Built between 1898 and 1900 and directed by the architect Antoni Gaudi, Barcelona’s Casa Calvet is considered a cultural asset of national interest. It was intended for a family from the neo-bourgeoisie whose economic interest was based on textiles. The originality of the construction of this building lies in the fact that it had to be built between two existing buildings. It is located in Caspe Street, in an area called the Eixample. It is a Baroque building, which is the result of numerous movements such as Mudejar, Romanesque, Gothic and Baroque styles. The front façade is made up of different decorative components such as martyrs. They were chosen by the owner to represent St. Peter (a tribute to the saint of the same name as her late husband). The other two martyrs represent the patron saints of San Genis de Vilassar (Saint Geniès of Arles and Saint Geniès of Rome). Everything refers to the family. The mushrooms praise her husband’s passion for mycology. Like Paris, Barcelona depended with Haussmann on a housing development plan called “l’Eixample” dating from 1859, drawn up by Ildefons Cerdà. In the lower part of the tribune we can see the signature of the owner, the shield of Catalonia and a Cyprus: symbol of hospitality. Further down is the enormous wooden door of the main entrance with a curious knocker. A forged detail that was executed with great difficulty.

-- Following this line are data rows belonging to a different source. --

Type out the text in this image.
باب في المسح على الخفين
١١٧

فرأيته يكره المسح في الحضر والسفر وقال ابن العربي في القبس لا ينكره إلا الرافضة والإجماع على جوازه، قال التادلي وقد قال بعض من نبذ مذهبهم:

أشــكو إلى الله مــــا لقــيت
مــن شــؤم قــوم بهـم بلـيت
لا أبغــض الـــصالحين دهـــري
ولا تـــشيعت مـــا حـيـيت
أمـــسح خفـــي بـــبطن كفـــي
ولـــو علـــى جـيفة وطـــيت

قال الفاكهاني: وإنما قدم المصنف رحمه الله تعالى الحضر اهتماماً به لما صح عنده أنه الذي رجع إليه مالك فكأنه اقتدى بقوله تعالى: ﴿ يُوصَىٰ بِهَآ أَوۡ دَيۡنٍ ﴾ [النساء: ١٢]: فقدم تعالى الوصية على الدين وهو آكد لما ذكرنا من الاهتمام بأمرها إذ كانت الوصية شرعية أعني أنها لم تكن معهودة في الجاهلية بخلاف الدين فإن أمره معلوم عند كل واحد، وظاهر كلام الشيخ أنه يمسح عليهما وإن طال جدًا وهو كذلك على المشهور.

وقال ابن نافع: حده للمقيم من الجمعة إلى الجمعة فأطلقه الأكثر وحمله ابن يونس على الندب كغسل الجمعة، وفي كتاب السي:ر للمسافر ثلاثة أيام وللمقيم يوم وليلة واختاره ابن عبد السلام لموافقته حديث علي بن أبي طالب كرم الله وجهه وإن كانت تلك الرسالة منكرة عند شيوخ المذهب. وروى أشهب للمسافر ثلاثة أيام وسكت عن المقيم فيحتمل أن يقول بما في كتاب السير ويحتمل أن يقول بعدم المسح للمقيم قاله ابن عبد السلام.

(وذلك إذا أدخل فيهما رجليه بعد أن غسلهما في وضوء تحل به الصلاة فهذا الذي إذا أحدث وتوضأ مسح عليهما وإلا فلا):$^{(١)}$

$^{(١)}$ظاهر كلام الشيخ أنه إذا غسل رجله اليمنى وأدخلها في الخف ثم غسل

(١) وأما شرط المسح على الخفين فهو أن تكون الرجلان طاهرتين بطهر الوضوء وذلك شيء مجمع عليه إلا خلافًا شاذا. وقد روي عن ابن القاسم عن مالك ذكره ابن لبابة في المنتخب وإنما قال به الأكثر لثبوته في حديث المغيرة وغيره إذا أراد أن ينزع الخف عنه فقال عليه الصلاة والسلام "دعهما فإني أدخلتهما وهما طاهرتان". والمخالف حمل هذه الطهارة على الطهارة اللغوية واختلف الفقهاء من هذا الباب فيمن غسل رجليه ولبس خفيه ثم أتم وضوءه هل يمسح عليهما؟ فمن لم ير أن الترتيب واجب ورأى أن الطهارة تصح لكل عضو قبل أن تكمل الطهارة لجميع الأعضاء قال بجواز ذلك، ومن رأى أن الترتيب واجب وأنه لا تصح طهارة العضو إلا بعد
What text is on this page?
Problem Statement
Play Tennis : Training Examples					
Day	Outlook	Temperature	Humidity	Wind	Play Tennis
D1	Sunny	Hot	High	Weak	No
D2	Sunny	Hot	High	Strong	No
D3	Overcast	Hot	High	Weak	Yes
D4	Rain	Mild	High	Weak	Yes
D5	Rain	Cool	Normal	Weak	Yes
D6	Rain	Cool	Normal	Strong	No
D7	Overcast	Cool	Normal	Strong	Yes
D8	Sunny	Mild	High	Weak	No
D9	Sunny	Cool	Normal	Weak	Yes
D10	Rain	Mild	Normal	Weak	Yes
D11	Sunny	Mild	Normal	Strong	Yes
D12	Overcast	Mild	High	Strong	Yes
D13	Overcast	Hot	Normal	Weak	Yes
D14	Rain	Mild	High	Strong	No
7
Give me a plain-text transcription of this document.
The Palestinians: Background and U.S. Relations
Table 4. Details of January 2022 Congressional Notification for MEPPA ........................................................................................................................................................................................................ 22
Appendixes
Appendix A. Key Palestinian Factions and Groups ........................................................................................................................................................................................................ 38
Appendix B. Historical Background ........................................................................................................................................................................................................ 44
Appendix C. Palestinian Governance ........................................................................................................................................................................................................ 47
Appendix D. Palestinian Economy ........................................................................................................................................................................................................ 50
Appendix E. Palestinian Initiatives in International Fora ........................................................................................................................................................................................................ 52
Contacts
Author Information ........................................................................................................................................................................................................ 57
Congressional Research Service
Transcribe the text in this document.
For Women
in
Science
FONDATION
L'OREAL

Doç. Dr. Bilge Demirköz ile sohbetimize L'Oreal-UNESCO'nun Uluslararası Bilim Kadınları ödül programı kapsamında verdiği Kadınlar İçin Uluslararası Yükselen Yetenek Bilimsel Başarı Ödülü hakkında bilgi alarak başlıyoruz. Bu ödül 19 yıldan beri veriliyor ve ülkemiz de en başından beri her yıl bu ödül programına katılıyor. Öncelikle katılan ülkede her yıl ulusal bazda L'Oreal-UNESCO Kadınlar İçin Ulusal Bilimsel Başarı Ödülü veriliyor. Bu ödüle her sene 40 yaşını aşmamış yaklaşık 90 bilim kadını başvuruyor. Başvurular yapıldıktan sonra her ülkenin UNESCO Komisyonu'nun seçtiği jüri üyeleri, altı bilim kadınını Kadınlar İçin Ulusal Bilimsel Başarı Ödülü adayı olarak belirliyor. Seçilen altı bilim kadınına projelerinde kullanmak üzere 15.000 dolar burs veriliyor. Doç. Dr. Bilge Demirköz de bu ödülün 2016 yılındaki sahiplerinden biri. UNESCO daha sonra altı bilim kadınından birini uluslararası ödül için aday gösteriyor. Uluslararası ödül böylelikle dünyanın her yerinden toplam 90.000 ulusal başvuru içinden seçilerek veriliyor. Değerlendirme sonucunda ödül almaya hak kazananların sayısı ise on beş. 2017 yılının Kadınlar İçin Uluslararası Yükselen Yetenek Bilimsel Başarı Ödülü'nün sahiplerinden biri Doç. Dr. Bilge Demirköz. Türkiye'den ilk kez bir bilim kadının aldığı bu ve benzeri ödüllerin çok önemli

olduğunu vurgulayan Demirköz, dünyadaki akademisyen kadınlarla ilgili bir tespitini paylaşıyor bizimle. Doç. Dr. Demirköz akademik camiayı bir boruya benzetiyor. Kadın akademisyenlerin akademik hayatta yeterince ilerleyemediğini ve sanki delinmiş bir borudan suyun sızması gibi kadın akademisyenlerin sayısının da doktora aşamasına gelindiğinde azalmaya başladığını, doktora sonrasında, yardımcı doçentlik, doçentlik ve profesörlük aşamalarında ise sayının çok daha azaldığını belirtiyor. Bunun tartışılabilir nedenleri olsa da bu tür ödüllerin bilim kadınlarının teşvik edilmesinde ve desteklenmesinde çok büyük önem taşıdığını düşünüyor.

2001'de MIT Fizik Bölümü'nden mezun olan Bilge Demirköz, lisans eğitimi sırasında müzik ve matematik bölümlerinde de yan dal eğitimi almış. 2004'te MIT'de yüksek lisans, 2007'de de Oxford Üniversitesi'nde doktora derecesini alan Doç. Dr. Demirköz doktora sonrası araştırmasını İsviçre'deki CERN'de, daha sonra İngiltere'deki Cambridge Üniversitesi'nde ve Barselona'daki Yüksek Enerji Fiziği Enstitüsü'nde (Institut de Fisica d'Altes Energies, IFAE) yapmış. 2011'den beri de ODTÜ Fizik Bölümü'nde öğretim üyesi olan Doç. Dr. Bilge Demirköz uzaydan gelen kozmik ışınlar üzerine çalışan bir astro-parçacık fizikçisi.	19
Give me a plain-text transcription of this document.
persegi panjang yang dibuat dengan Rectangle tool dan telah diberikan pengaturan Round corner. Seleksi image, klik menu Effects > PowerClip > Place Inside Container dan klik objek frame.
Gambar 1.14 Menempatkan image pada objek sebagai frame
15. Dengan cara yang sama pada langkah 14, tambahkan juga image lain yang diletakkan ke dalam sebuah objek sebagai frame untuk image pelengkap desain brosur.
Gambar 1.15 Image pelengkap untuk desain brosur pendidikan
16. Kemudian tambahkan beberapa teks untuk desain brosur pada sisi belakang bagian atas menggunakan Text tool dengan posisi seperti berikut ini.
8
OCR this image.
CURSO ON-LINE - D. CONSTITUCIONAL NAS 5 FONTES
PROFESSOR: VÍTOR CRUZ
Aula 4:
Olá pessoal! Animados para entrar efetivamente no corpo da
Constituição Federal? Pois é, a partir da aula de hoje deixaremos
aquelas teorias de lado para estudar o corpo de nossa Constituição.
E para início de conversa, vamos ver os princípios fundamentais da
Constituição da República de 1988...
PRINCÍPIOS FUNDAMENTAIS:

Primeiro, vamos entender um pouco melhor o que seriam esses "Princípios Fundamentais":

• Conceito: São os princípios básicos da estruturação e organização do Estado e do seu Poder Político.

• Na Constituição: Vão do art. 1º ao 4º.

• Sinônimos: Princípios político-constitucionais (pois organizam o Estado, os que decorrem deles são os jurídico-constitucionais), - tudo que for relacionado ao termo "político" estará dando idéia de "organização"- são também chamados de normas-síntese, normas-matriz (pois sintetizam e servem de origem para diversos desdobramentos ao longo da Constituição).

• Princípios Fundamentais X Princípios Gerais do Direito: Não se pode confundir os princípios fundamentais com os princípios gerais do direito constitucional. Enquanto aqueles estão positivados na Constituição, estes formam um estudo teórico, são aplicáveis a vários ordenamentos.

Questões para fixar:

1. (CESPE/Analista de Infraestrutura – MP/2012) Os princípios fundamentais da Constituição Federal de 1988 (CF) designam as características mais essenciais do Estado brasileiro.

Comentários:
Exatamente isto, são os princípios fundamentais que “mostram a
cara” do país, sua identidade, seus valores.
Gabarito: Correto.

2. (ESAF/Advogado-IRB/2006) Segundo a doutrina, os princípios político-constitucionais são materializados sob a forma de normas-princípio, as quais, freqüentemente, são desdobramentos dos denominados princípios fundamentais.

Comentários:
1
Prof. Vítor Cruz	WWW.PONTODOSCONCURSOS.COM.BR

It represents a cross falling on an insect: symbol of evil. Gaudi had previously been at the heart of two other projects, Casa Mila and Casa Batllo. Returning to the Casa Calvet area, its location was prized by the bourgeoisie. At the end of the 19th century, they all settled in the area. Casa Calvet was awarded the prize in 1900 for the best building of the year by Barcelona City Council. This title resides on its artistic value.